Georgia Supreme Court: Sandy Springs Can Ban Alcohol at Strip Clubs

Georgia Supreme Court: Sandy Springs Can Ban Alcohol at Strip Clubs

ATLANTA — The city of Sandy Springs, Ga., has won yet another legal battle involving adult entertainment venues.

On Monday, the Georgia Supreme Court ruled that the city has the right to deny a liquor license to a business that provides nude entertainment.

In a unanimous decision, the high court upheld as constitutional the city’s ordinances that ban the sale of alcohol in such venues.

The case centered on Maxim Cabaret, now known as the Coronet Club, which filed a lawsuit against the city in 2006, shortly after Sandy Springs became incorporated. The suit contended the city’s ordinance prohibiting alcohol sales was unconstitutional. 

In a decision written by state Justice Britt Grant, the court held that such laws as Sandy Springs can “constitutionally regulate negative secondary effects of strip clubs without unduly inhibiting free speech or expression.”

During the course of litigation at Fulton County Superior Court, the city amended its adult business ordinances numerous times.

But in its eighth amended complaint, Maxim asserted that because the original ordinances were unconstitutional, they were automatically void and could not be cured by amendment.

The city, however, came out on top at Superior Court and won summary judgment. Maxim appealed to the Supreme Court.

Grant, in the decision released today, wrote: “At the heart of Maxim’s challenges to the city’s adult business regulations is its desire to continue operating as a full-nudity strip club while also selling alcoholic beverages to its customers.”

“It is true that both the First Amendment and the free speech provision of the Georgia Constitution have been held to protect nude dancing as a form of expressive conduct. But some limitation on the time, place or manner of such expression is constitutionally permissible, as are appropriately limited regulations targeting the negative secondary effects of adult entertainment establishments,” Grant wrote.

Maxim also argued in the case that the trial court erred in finding that it lacked standing to challenge the alcohol code. The court shot down that argument, as well.

“Because the city’s adult business licensing regulations prohibiting the sale of alcohol are not unconstitutional, Maxim is not permitted to apply for an alcohol license in the first place, and therefore lacks standing to challenge the city’s alcohol code, which applies only to businesses applying for or possessing a license to sell alcohol,” Grant wrote.

Today’s decision in Maxim Cabaret Inc. et al. v. City of Sandy Springs is the second legal defeat in a week involving Sandy Springs' adult businesses.

Last Monday, the U.S. Supreme Court declined to hear a challenge to a long-running adult zoning case, Flanigan’s Enterprises Inc., et al v. City of Sandy Springs, Ga.

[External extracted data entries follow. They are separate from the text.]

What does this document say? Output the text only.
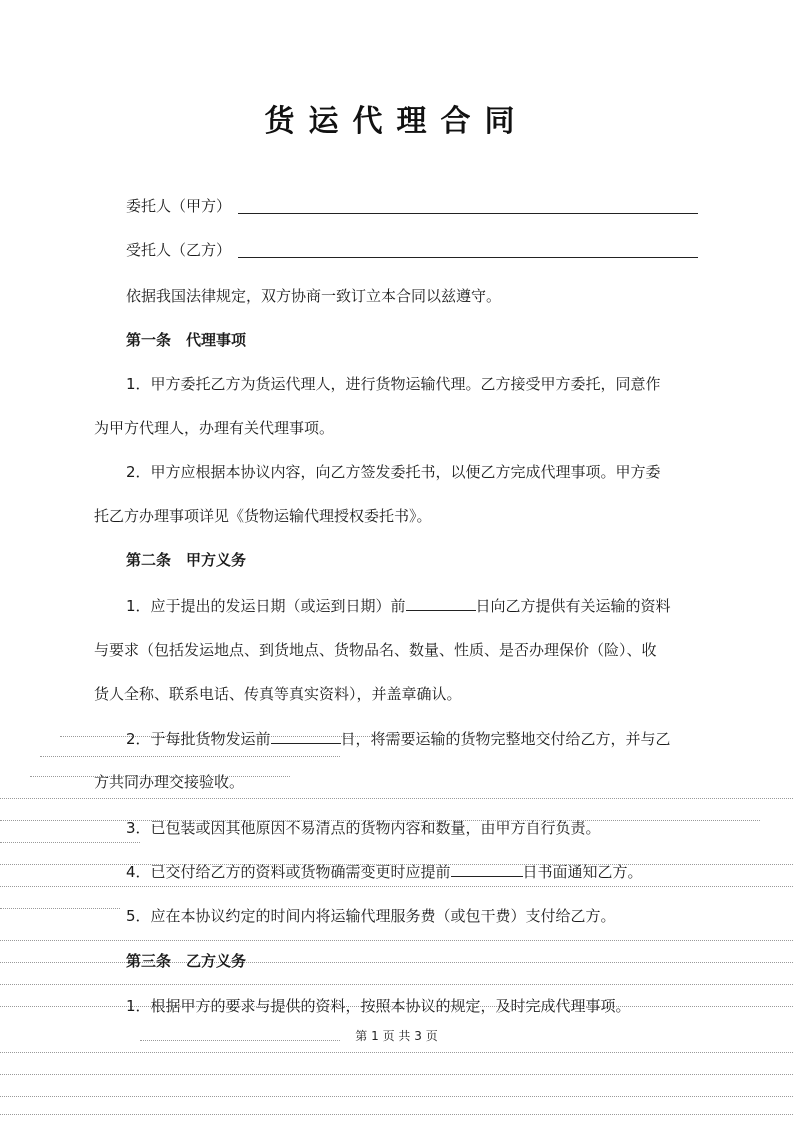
货运代理合同
委托人（甲方）
受托人（乙方）
依据我国法律规定，双方协商一致订立本合同以兹遵守。
第一条　代理事项
1．甲方委托乙方为货运代理人，进行货物运输代理。乙方接受甲方委托，同意作
为甲方代理人，办理有关代理事项。
2．甲方应根据本协议内容，向乙方签发委托书，以便乙方完成代理事项。甲方委
托乙方办理事项详见《货物运输代理授权委托书》。
第二条　甲方义务
1．应于提出的发运日期（或运到日期）前	日向乙方提供有关运输的资料
与要求（包括发运地点、到货地点、货物品名、数量、性质、是否办理保价（险）、收
货人全称、联系电话、传真等真实资料），并盖章确认。
2．于每批货物发运前	日，将需要运输的货物完整地交付给乙方，并与乙
方共同办理交接验收。
3．已包装或因其他原因不易清点的货物内容和数量，由甲方自行负责。
4．已交付给乙方的资料或货物确需变更时应提前	日书面通知乙方。
5．应在本协议约定的时间内将运输代理服务费（或包干费）支付给乙方。
第三条　乙方义务
1．根据甲方的要求与提供的资料，按照本协议的规定，及时完成代理事项。
第 1 页 共 3 页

U.S. justices denied certiorari without comment, leaving intact an 11th U.S. Circuit Court of Appeals ruling that sided with Sandy Springs.

The 11th Circuit's decision in the eight-year-old case — involving Inserection, an adult video and sex toy and novelty store, and two strip clubs, Mardi Gras and Flashers — upheld a lower court’s decision from a year ago that ruled the city’s ordinances involving adult entertainment businesses in regards to zoning were not unconstitutional.